Currently, ABN Amro employs more than 18,000 FTEs, the lion’s share in the Netherlands. By 2022, the reorganization will be complete and most of the 2,700 jobs will have disappeared. The company will also reduce the number of offices, in line with the trend of tech-savvy customers increasingly managing their finances online, rather than going into a branch.
The cost-saving measures are part of the new strategy that the bank has introduced in recent months under the leadership of CEO Robert Swaak, who took office this year. This summer ABN Amro announced the drastic reorganization of the problematic business division. The bank had decided to discontinue risky activities, such as commodity trading. It also cut ties with a third of its corporate clients. The bank had posted a loss in the first half of the year after taking hits with individual corporate clients. This meant that the once ambitious bank, that wanted to conquer the world in the years before the crisis, was withdrawing its operations from outside Europe. In Northwest Europe, the bank will seek to bolster lending in the energy and digital sectors.
The bank’s strategy for growth includes providing more mortgages in the Netherlands. It also plans to increase its market share among customers in small and medium-sized businesses. Furthermore, the bank seems to be betting on private banking for wealthy individuals, specifically the younger generation.
Although the bank will continue its policy of paying out at least 50% of profit in dividends, any other shareholder remuneration above that will be paid via share buybacks rather than dividends payments, as was the case in previous years. At the moment ABN Amro has a higher financial buffer than is required by law. The company’s costs are expected to rise to €5.3 billion next year, from €5.1 billion in 2020 due to an increase in regulatory levies, anti-money laundering costs and strategic investments.

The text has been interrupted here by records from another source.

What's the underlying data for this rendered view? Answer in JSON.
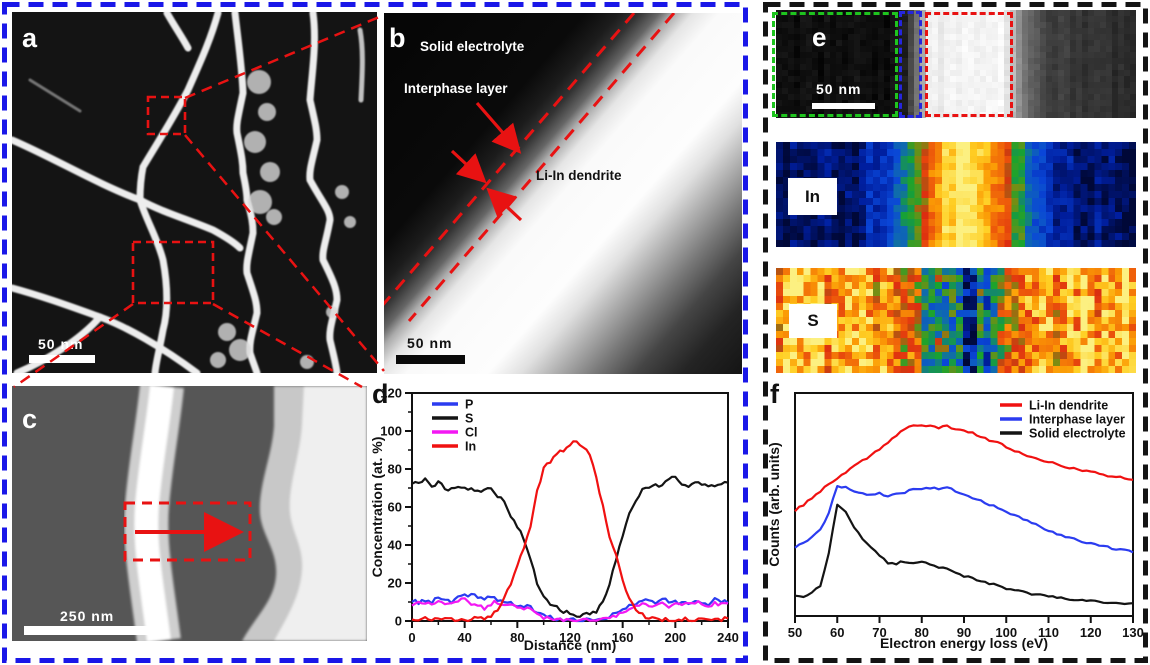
{
  "figure": {
    "left_group_border": "#1a17e8",
    "right_group_border": "#141414",
    "annotation_red": "#e81212",
    "annotation_green": "#1ec41e",
    "annotation_blue": "#2525dd"
  },
  "panels": {
    "a": {
      "label": "a",
      "scale_bar": "50 nm"
    },
    "b": {
      "label": "b",
      "scale_bar": "50 nm",
      "annotations": {
        "solid_electrolyte": "Solid electrolyte",
        "interphase_layer": "Interphase layer",
        "li_in_dendrite": "Li-In dendrite"
      }
    },
    "c": {
      "label": "c",
      "scale_bar": "250 nm"
    },
    "d": {
      "label": "d"
    },
    "e": {
      "label": "e",
      "scale_bar": "50 nm",
      "map_labels": {
        "in": "In",
        "s": "S"
      }
    },
    "f": {
      "label": "f"
    }
  },
  "chart_data": [
    {
      "id": "panel-d",
      "type": "line",
      "xlabel": "Distance (nm)",
      "ylabel": "Concentration (at. %)",
      "xlim": [
        0,
        240
      ],
      "ylim": [
        0,
        120
      ],
      "xticks": [
        0,
        40,
        80,
        120,
        160,
        200,
        240
      ],
      "yticks": [
        0,
        20,
        40,
        60,
        80,
        100,
        120
      ],
      "x_minor_step": 20,
      "y_minor_step": 10,
      "grid": false,
      "legend_position": "top-left",
      "x": [
        0,
        5,
        10,
        15,
        20,
        25,
        30,
        35,
        40,
        45,
        50,
        55,
        60,
        65,
        70,
        75,
        80,
        85,
        90,
        95,
        100,
        105,
        110,
        115,
        120,
        125,
        130,
        135,
        140,
        145,
        150,
        155,
        160,
        165,
        170,
        175,
        180,
        185,
        190,
        195,
        200,
        205,
        210,
        215,
        220,
        225,
        230,
        235,
        240
      ],
      "series": [
        {
          "name": "P",
          "color": "#2b3cf0",
          "values": [
            10,
            10,
            11,
            10,
            12,
            11,
            10,
            12,
            13,
            14,
            13,
            12,
            13,
            11,
            10,
            9,
            8,
            8,
            7,
            5,
            3,
            2,
            1,
            1,
            0,
            1,
            0,
            1,
            0,
            1,
            2,
            4,
            7,
            8,
            9,
            10,
            11,
            10,
            12,
            10,
            11,
            9,
            10,
            11,
            10,
            9,
            11,
            10,
            10
          ]
        },
        {
          "name": "S",
          "color": "#141414",
          "values": [
            73,
            72,
            74,
            71,
            73,
            70,
            69,
            71,
            70,
            70,
            68,
            70,
            69,
            66,
            62,
            55,
            50,
            43,
            32,
            20,
            13,
            9,
            7,
            5,
            4,
            3,
            3,
            4,
            5,
            10,
            20,
            33,
            45,
            56,
            64,
            69,
            70,
            71,
            72,
            74,
            77,
            72,
            71,
            73,
            71,
            72,
            70,
            72,
            73
          ]
        },
        {
          "name": "Cl",
          "color": "#f318f3",
          "values": [
            9,
            10,
            9,
            9,
            10,
            9,
            10,
            11,
            12,
            9,
            8,
            7,
            9,
            10,
            9,
            9,
            8,
            7,
            6,
            4,
            2,
            1,
            1,
            0,
            0,
            0,
            1,
            0,
            1,
            1,
            2,
            3,
            5,
            7,
            8,
            9,
            8,
            9,
            10,
            8,
            9,
            8,
            9,
            10,
            9,
            8,
            9,
            9,
            10
          ]
        },
        {
          "name": "In",
          "color": "#f01111",
          "values": [
            1,
            1,
            1,
            1,
            1,
            1,
            1,
            1,
            1,
            1,
            1,
            1,
            3,
            6,
            12,
            20,
            30,
            38,
            50,
            68,
            80,
            84,
            88,
            90,
            93,
            95,
            91,
            88,
            75,
            60,
            45,
            35,
            22,
            12,
            6,
            3,
            1,
            1,
            0,
            1,
            0,
            1,
            1,
            0,
            1,
            1,
            1,
            1,
            1
          ]
        }
      ]
    },
    {
      "id": "panel-f",
      "type": "line",
      "xlabel": "Electron energy loss (eV)",
      "ylabel": "Counts (arb. units)",
      "xlim": [
        50,
        130
      ],
      "ylim": [
        0,
        1
      ],
      "xticks": [
        50,
        60,
        70,
        80,
        90,
        100,
        110,
        120,
        130
      ],
      "yticks": [],
      "grid": false,
      "legend_position": "top-right",
      "x": [
        50,
        52,
        54,
        56,
        58,
        60,
        62,
        64,
        66,
        68,
        70,
        72,
        74,
        76,
        78,
        80,
        82,
        84,
        86,
        88,
        90,
        92,
        94,
        96,
        98,
        100,
        102,
        104,
        106,
        108,
        110,
        112,
        114,
        116,
        118,
        120,
        122,
        124,
        126,
        128,
        130
      ],
      "series": [
        {
          "name": "Li-In dendrite",
          "color": "#f01111",
          "values": [
            0.47,
            0.5,
            0.53,
            0.56,
            0.59,
            0.615,
            0.645,
            0.67,
            0.695,
            0.72,
            0.75,
            0.78,
            0.81,
            0.84,
            0.855,
            0.85,
            0.855,
            0.845,
            0.85,
            0.84,
            0.83,
            0.82,
            0.805,
            0.79,
            0.775,
            0.76,
            0.74,
            0.725,
            0.71,
            0.7,
            0.69,
            0.68,
            0.67,
            0.662,
            0.652,
            0.645,
            0.638,
            0.63,
            0.625,
            0.618,
            0.612
          ]
        },
        {
          "name": "Interphase layer",
          "color": "#2b3cf0",
          "values": [
            0.31,
            0.325,
            0.35,
            0.39,
            0.46,
            0.585,
            0.575,
            0.56,
            0.55,
            0.545,
            0.55,
            0.54,
            0.545,
            0.555,
            0.565,
            0.57,
            0.575,
            0.57,
            0.575,
            0.56,
            0.545,
            0.53,
            0.515,
            0.5,
            0.485,
            0.47,
            0.45,
            0.435,
            0.42,
            0.4,
            0.385,
            0.37,
            0.355,
            0.345,
            0.335,
            0.325,
            0.315,
            0.308,
            0.3,
            0.295,
            0.29
          ]
        },
        {
          "name": "Solid electrolyte",
          "color": "#141414",
          "values": [
            0.095,
            0.085,
            0.105,
            0.135,
            0.28,
            0.5,
            0.47,
            0.4,
            0.345,
            0.31,
            0.27,
            0.24,
            0.235,
            0.245,
            0.24,
            0.245,
            0.235,
            0.22,
            0.21,
            0.195,
            0.18,
            0.17,
            0.155,
            0.145,
            0.135,
            0.125,
            0.115,
            0.11,
            0.1,
            0.095,
            0.09,
            0.085,
            0.08,
            0.075,
            0.072,
            0.068,
            0.065,
            0.062,
            0.06,
            0.058,
            0.056
          ]
        }
      ]
    },
    {
      "id": "map-in",
      "type": "heatmap",
      "element": "In",
      "band_center_frac": 0.525,
      "band_sigma_frac": 0.12,
      "background_value": 0.05,
      "peak_value": 1.0,
      "noise": 0.05,
      "cols": 52,
      "rows": 15,
      "seed": 11
    },
    {
      "id": "map-s",
      "type": "heatmap",
      "element": "S",
      "band_center_frac": 0.525,
      "band_sigma_frac": 0.1,
      "background_value": 0.85,
      "center_value": 0.24,
      "noise": 0.13,
      "cols": 52,
      "rows": 15,
      "seed": 23
    },
    {
      "id": "strip-e",
      "type": "grayscale-profile",
      "cols": 60,
      "rows": 18,
      "noise": 0.025,
      "seed": 5,
      "profile": [
        [
          0,
          0.05
        ],
        [
          0.33,
          0.06
        ],
        [
          0.355,
          0.1
        ],
        [
          0.4,
          0.55
        ],
        [
          0.425,
          0.93
        ],
        [
          0.63,
          0.97
        ],
        [
          0.655,
          0.75
        ],
        [
          0.7,
          0.4
        ],
        [
          0.76,
          0.26
        ],
        [
          0.87,
          0.2
        ],
        [
          1,
          0.15
        ]
      ]
    }
  ],
  "colormap_stops": [
    [
      0,
      "#000838"
    ],
    [
      0.12,
      "#001e9e"
    ],
    [
      0.25,
      "#0a46d8"
    ],
    [
      0.36,
      "#0f6ab0"
    ],
    [
      0.46,
      "#18a42e"
    ],
    [
      0.55,
      "#7d8c12"
    ],
    [
      0.63,
      "#dd2d10"
    ],
    [
      0.72,
      "#ee5c0a"
    ],
    [
      0.82,
      "#fb9b05"
    ],
    [
      0.91,
      "#ffd025"
    ],
    [
      1,
      "#fcf081"
    ]
  ]
}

Buffering the consequences
The bank understands that its employees will be affected. “We will limit the consequences to our employees through natural attrition and retraining for roles in which we foresee shortages in the coming years,” said the CEO in the press release. The bank said that there would be a demand for new staff in the department countering money laundering and other fraudulent activities. A chunk of its employees might be retrained to take up these positions.
Gustav Mahlerlaan HQ on sale
As part of managing its costs, the prestigious headquarters on Gustav Mahlerlaan near the financial centre of the Netherlands, Amsterdam Zuidas, will go on sale in 2025. ABN Amro is expected to realize a make profit with this sale. But for the time being, ABN Amro will still lease this space. After 2025, all of the employees not affected by the reorganization will have been relocated to a new office.
As for the new home, rumours have it that the bank is planning to move back its former headquarters on Foppingadreef in Amsterdam Southeast. The building is currently being renovated into a climate-friendly space and can serve as an iconic home base for the 1000 employees who are now working in Amsterdam.
Other banks follow suit
In recent months, ABN Amro’s competitors have also announced mass layoffs. For example, ING is cutting 1,000 jobs worldwide. The largest bank in the Netherlands wants to freeze salaries for several years. Rabobank will close approximately half of its 230 branches. The reasons given by these banks are more or less the same as those of ABN Amro: customers are more often arranging their finances digitally.
Although ABN Amro said that it would rigorously simplify its operations, it warned that profits would not return to pre-pandemic levels for the foreseeable future.